Les champs de mort de la Turquie
par Bruce Clark


        Utiliser le mot "génocide" pour décrire un épisode de massacres à grande échelle n'est pas sans conséquences. Si des atrocités ont lieu maintenant, cela incite d'autres pays à intervenir et à punir les perpétrateurs. Si ces événements innommables appartiennent au passé, l'usage du mot peut affecter la manière de les analyser, par des historiens ou des gens ordinaires. Dès lors que le terme de "génocide" est posé, il peut sembler inconvenant ou moralement impossible d'évoquer en détail le contexte dans lequel les massacres ont eu lieu. Toute spéculation sur des motivations ou éléments déclencheurs précis donne parfois l'impression de présenter des excuses.

        Or l'un des mérites de l'ouvrage The Thirty-Year Genocide, concernant le calvaire subi par les sujets chrétiens de l'empire ottoman juste avant son effondrement et après, est que les auteurs surmontent ce problème. Leur analyse livre un diagnostic subtil des raisons pour lesquelles, à des moments particuliers en l'espace de trois décennies, les dirigeants ottomans et leurs successeurs ont déchaîné un déluge de souffrances.

        L'ouvrage étudie trois épisodes : le massacre d'environ 200 000 Arméniens ottomans qui eut lieu entre 1894 et 1896; puis la déportation et l'élimination à une échelle beaucoup plus vaste des Arméniens qui débutèrent en 1915 et qui sont largement reconnus comme un génocide; et troisièmement, la destruction ou la déportation des chrétiens restants (des Grecs principalement) lors du conflit de 1919-22 et ensuite, que les Turcs nomment Guerre d'indépendance. Le sort des Assyriens chrétiens, dont près de 250 000 ont perdu la vie, est aussi étudié, de façon moins détaillée.

        Les auteurs sont d'éminents historiens israéliens. Benny Morris, chroniqueur des combats qui présidèrent à la naissance d'Israël, a évoqué sans ménagement les incidents dans lesquels des Arabes furent tués ou expulsés. Il affirme aussi (de manière plus discutable) que les choses se seraient mieux passées si le résultat avait été une séparation totale entre Juifs et Arabes. Son co-auteur, Dror Ze'evi, est professeur associé à l'université Ben Gourion du Néguev.

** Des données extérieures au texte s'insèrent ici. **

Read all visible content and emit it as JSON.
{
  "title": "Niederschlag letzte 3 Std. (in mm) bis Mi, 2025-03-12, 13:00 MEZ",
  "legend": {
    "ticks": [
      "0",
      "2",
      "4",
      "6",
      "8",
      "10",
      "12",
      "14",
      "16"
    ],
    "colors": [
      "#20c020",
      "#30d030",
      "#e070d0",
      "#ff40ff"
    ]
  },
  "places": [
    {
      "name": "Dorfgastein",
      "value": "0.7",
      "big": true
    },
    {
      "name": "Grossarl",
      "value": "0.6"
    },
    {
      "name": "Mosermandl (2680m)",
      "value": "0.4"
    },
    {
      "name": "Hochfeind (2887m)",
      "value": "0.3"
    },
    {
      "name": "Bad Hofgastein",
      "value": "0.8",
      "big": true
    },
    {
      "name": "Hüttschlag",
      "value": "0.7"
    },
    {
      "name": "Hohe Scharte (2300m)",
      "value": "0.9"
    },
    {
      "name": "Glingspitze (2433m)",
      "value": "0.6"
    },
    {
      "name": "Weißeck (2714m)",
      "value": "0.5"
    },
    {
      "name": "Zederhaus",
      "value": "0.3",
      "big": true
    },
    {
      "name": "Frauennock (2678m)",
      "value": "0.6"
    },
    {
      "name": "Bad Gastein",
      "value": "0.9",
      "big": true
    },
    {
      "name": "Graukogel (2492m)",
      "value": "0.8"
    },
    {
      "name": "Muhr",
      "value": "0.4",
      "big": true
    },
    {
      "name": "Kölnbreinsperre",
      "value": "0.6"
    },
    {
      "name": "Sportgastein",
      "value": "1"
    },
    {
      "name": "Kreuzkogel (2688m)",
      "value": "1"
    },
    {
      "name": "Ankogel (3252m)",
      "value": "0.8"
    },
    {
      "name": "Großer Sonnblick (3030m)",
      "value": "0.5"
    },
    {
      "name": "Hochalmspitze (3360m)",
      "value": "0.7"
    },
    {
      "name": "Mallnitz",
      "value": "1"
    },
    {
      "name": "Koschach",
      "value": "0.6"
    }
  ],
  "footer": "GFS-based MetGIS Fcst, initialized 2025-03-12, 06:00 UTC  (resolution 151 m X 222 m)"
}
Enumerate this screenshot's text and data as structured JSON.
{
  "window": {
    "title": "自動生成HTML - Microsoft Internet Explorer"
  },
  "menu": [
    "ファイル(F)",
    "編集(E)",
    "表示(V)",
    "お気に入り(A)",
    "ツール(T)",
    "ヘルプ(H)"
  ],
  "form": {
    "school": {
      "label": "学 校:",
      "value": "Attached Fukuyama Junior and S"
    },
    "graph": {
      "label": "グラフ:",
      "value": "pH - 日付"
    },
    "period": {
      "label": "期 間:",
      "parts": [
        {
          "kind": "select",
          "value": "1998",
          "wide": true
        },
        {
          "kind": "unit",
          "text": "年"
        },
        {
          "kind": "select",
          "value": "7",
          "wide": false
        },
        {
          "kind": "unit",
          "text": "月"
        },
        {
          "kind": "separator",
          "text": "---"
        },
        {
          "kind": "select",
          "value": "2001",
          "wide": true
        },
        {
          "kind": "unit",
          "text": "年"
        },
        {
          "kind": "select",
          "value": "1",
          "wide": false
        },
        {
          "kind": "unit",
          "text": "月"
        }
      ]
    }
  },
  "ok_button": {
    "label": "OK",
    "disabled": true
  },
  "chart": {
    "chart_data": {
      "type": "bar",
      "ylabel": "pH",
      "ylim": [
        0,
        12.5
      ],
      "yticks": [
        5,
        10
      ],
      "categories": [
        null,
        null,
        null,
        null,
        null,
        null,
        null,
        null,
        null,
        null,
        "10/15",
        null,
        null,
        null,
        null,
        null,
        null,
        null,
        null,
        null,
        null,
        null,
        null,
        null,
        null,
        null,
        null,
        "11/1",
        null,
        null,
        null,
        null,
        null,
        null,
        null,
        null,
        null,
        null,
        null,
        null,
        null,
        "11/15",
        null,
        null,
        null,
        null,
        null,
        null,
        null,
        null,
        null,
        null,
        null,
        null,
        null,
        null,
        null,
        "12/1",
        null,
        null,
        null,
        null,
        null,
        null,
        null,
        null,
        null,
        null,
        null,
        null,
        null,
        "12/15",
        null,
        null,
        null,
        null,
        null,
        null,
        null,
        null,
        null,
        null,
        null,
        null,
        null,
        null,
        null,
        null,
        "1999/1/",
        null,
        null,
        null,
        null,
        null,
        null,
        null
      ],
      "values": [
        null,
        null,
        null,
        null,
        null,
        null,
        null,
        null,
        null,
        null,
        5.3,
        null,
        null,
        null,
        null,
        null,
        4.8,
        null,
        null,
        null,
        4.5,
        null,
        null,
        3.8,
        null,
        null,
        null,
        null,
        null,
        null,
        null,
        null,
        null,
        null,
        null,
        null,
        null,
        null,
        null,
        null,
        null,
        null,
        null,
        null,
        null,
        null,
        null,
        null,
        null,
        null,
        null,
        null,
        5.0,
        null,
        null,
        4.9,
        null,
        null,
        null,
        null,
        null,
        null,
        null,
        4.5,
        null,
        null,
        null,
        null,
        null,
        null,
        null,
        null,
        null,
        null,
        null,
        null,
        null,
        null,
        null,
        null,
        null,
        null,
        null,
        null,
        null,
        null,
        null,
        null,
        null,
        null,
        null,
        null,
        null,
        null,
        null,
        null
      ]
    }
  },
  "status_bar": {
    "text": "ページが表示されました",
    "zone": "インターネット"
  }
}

        Chacun des trois épisodes qu'ils ont choisis s'est produit à un moment historique particulier. Le premier s'est déroulé au sein d'un empire ottoman en voie tout à la fois de modernisation et de désagrégation, en rivalité constante avec les Russes. Le second eut lieu alors que les Turcs étaient en guerre avec trois puissances chrétiennes (Grande-Bretagne, France et Russie) et redoutaient une invasion à l'ouest et à l'est. Lors du troisième, les forces expéditionnaires grecques occupèrent le port d'Izmir, avec l'approbation de leurs alliés occidentaux, puis avancèrent dans l'intérieur des terres.

        Un chapitre marquant explique la genèse des massacres de 1894-96. Il décrit les pressions imposées sur l'Anatolie rurale par de nouveaux arrivants fuyant la progression de la Russie à travers le Caucase, et la mutation des Arméniens, passant de minorité religieuse à communauté politique redoutée des Ottomans.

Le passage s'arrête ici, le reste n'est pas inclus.